Why $P(A) \cup P(B)$ is not equivalent to $P(A \cup B)$
I know that they are equivalent if we have $\cap$ instead of $\cup$.
If we start from left, we have:
$X \in P(A) \cup P(B)$
$X \subset A \lor X \subset B$
If we start from right, we have:
$X \in P(A \cup B)$
$X \subset (A \cup B)$
And now, how do we proceed proving that they are not equivalent?
Notice that $A\cup B$ is never in $P(A)\cup P(B)$ unless $A\cup B$ is a subset of $A$ or $B$ - which never happens unless $A\subseteq B$ or $B\subseteq A$.
HINT: Let $A=\{1,2\}$, $B=\{3,4\}$. What are $P(A)$, $P(B)$ and $P(A\cup B)$?
You can see it by the cardinality of the sets. Let $A=\{a_1,a_2,\dotsc,a_n\}$ and $B=\{b_1,b_2.\dotsc,b_m\}$ be disjoint sets.

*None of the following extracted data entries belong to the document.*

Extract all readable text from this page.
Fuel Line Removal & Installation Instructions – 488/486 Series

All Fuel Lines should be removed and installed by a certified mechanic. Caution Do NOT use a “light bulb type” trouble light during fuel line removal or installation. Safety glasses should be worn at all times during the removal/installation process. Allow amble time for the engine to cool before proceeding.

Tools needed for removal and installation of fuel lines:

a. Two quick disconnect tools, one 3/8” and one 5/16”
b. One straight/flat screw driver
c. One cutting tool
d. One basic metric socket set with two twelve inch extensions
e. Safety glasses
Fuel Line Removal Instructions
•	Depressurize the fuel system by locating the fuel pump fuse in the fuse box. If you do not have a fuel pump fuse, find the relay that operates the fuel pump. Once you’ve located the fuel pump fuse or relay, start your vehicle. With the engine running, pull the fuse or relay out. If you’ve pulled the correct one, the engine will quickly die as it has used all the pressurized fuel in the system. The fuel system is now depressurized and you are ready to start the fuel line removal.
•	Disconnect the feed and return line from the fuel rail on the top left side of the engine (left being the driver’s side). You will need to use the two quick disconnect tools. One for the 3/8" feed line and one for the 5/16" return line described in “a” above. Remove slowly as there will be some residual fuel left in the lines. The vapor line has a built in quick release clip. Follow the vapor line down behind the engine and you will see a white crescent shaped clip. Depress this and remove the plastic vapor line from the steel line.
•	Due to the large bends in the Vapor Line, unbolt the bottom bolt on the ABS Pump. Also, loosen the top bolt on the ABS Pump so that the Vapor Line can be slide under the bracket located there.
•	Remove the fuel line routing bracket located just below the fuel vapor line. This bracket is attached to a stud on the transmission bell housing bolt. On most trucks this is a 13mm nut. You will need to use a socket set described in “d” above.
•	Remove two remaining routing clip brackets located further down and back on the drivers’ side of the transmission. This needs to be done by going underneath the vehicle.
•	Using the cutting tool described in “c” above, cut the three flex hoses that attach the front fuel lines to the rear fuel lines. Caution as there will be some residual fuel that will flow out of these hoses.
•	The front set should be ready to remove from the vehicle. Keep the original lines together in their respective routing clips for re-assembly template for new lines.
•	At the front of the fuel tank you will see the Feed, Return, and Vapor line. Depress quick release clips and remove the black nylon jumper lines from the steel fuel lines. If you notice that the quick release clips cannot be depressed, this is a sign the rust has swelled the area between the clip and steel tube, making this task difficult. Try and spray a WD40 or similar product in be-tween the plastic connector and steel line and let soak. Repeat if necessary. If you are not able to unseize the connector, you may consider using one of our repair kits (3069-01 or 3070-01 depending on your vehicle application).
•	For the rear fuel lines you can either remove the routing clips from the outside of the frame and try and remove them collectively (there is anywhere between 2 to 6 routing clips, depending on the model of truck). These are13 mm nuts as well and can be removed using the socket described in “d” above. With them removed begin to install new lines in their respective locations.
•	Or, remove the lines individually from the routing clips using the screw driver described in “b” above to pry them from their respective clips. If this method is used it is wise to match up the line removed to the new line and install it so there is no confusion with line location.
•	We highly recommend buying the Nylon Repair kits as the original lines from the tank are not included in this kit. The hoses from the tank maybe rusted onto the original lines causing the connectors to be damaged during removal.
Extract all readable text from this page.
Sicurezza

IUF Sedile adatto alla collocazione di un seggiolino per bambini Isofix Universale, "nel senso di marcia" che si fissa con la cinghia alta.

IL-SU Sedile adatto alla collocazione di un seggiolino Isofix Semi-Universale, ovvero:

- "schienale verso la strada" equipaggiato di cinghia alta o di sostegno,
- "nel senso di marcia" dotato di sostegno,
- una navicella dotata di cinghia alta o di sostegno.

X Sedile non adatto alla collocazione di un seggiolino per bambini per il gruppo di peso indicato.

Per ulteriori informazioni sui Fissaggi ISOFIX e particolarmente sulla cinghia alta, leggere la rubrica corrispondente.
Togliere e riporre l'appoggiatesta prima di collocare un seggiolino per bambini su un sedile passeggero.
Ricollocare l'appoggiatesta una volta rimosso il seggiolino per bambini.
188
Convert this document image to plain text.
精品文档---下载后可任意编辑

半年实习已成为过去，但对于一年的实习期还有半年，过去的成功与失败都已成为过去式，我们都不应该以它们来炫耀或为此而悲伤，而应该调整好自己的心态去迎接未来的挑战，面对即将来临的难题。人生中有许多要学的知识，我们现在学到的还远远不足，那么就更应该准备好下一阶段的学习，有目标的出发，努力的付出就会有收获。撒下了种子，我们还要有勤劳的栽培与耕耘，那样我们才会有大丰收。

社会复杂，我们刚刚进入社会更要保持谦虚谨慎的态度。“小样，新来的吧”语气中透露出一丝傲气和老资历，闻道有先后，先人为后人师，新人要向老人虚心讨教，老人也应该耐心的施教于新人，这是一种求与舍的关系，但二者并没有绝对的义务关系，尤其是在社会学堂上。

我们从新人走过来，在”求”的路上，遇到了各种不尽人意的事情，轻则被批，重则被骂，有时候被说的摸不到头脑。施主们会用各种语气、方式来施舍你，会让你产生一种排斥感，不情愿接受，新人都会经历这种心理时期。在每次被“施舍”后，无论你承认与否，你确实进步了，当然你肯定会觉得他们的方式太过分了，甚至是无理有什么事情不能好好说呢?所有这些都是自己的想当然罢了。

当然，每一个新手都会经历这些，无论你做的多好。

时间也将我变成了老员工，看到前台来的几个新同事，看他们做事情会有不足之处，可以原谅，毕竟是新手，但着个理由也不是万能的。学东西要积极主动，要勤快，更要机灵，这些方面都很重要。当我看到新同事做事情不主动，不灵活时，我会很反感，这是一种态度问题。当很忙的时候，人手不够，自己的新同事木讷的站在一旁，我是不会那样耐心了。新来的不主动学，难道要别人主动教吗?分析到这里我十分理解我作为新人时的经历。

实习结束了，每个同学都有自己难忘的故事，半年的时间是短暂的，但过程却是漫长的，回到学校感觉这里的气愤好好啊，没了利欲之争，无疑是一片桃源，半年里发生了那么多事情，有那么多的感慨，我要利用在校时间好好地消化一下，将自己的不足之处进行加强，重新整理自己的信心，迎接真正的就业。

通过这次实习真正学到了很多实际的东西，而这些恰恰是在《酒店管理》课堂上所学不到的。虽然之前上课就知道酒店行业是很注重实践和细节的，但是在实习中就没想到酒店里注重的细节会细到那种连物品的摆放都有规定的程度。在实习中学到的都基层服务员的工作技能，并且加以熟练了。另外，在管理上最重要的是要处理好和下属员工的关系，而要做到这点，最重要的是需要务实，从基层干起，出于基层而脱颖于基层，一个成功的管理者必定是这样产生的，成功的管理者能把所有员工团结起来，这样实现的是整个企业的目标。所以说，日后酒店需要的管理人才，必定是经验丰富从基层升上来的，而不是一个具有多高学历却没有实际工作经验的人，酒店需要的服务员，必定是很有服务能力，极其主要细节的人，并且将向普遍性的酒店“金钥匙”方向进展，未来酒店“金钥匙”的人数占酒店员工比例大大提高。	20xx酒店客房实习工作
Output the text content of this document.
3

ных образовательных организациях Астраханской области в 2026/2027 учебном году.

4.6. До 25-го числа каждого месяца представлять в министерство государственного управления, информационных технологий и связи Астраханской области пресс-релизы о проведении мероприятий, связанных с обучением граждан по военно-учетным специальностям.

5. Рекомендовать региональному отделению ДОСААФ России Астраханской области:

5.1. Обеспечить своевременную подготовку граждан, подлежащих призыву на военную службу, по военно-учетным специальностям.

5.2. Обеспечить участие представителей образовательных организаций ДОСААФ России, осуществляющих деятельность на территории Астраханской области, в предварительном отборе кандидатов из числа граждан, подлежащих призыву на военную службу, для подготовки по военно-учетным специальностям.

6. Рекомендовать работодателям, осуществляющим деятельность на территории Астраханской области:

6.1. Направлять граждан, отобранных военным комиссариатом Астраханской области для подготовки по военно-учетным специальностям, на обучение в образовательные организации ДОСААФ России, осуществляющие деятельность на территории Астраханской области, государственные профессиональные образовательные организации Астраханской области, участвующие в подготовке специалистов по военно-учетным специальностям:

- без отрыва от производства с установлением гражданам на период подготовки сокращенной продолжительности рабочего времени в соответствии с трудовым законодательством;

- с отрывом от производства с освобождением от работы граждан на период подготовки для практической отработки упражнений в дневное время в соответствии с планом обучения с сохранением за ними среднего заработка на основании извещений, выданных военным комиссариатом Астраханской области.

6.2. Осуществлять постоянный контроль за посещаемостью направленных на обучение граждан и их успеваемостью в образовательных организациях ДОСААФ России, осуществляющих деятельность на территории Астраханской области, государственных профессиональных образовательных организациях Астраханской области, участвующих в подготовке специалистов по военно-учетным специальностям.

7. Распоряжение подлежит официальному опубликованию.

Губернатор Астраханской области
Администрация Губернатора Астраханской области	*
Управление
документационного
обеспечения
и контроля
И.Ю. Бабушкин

We can see that $|A|=n$ and $|B|=m$. This implies $|\mathcal P(A)|=2^n$ and $|\mathcal P(B)|=2^m$. Now $|\mathcal P(A)\cup \mathcal P(B)|=2^n+2^m-1$ (because they both share $\emptyset$). However $|A\cup B|=m+n$ and $|\mathcal P(A\cup B)|=2^{m+n}$. Therefore $\mathcal P(A\cup B) \neq \mathcal P(A)\cup \mathcal P(B)$.